Last week, Puerto Rico’s northern coast was sideswiped by Hurricane Irma, a Category 5 storm that caused widespread power outages, including damage to core electric infrastructure.
“We understand that Irma did not cause severe damage to power plants owned by the island’s utility, but it did cause damage to the transmission lines across the island, resulting in the power outages,” said Moody’s, which has given the public corporation a Ca negative rating.
In its assessment, Moody’s said the utility’s current weak financial condition will “affect its ability to quickly repair and restore service after this natural disaster, highlighting the challenges faced by PREPA, including its reliance on an aging electric infrastructure in need of significant capital improvements.”
As soon as the storm passed late last week, PREPA crews started working round-the-clock to restore service, which has been difficult in areas where the hurricane knocked down trees and utility poles that took power lines with them.
On Tuesday, Gov. Ricardo Rosselló said the losses associated with Hurricane Irma reach about $600 million, a figure that likely includes PREPA’s damages.
“The business disruption and costs, which will be material plus the lost revenue stemming from the outages, are credit negative for PREPA,” Moody’s said.
“Moreover, PREPA’s liquidity, which consists only of internal cash, will weaken as it attempts to meet the extensive operating and capital expenses needed to restore power to the island, while losing revenue collection for the period of the outage,” the agency added.
While some of these costs may be recovered through insurance claims or from Federal Energy Management Agency funding, liquidity will decline in the interim, as the utility will need to initially fund such costs prior to receipt of any claims, the credit agency noted.
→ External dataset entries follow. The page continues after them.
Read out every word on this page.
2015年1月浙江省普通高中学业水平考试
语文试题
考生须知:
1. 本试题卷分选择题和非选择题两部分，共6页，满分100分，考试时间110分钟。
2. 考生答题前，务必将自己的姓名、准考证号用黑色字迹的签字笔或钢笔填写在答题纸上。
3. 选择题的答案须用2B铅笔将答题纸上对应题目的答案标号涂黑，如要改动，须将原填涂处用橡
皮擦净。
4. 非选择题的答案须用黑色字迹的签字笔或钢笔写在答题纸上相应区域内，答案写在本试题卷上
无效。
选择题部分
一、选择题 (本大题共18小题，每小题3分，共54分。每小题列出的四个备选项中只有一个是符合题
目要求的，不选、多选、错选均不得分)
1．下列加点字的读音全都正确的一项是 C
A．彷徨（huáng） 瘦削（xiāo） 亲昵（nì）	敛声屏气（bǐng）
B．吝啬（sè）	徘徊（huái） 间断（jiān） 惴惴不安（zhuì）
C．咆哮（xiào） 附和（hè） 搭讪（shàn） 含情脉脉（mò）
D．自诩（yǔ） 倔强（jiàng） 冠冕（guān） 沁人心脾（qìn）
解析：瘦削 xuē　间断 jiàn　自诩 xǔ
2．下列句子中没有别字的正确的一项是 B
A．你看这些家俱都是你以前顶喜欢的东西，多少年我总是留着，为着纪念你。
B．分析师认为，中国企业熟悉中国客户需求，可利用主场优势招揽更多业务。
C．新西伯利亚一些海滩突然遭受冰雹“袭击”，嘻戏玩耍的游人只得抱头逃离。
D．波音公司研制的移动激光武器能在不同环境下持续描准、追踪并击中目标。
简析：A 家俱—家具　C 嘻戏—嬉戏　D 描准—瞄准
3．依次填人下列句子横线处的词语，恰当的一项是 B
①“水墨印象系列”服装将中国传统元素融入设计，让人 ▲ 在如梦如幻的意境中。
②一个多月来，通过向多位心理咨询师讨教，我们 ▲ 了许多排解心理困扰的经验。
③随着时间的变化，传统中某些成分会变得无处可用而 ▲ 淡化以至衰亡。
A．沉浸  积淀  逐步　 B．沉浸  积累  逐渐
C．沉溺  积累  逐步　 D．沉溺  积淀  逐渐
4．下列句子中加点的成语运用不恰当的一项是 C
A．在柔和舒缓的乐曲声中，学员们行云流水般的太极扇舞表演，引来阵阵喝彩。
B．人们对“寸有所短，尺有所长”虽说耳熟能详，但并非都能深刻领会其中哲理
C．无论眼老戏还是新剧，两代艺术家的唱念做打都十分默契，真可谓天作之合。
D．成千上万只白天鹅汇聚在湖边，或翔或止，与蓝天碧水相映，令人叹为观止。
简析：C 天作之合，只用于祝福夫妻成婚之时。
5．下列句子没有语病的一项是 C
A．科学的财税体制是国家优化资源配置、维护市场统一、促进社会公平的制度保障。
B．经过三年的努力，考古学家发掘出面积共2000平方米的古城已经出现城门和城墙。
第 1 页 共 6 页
“PREPA’s internal liquidity is arguably at a higher level today than in the recent past owing to the approximately $400 million payment default that occurred on July 3, due to the lack of sufficient funds to make the payment, which preserved cash and increased its internal liquidity,” Moody’s noted.
PREPA has been operating under Title III of the Puerto Rico Oversight, Management, and Economic Stability Act since July 2, “owing to its chronically weak financial performance, a struggling economy and the need to invest considerable capital in PREPA’s infrastructure improvements,” Moody’s concluded.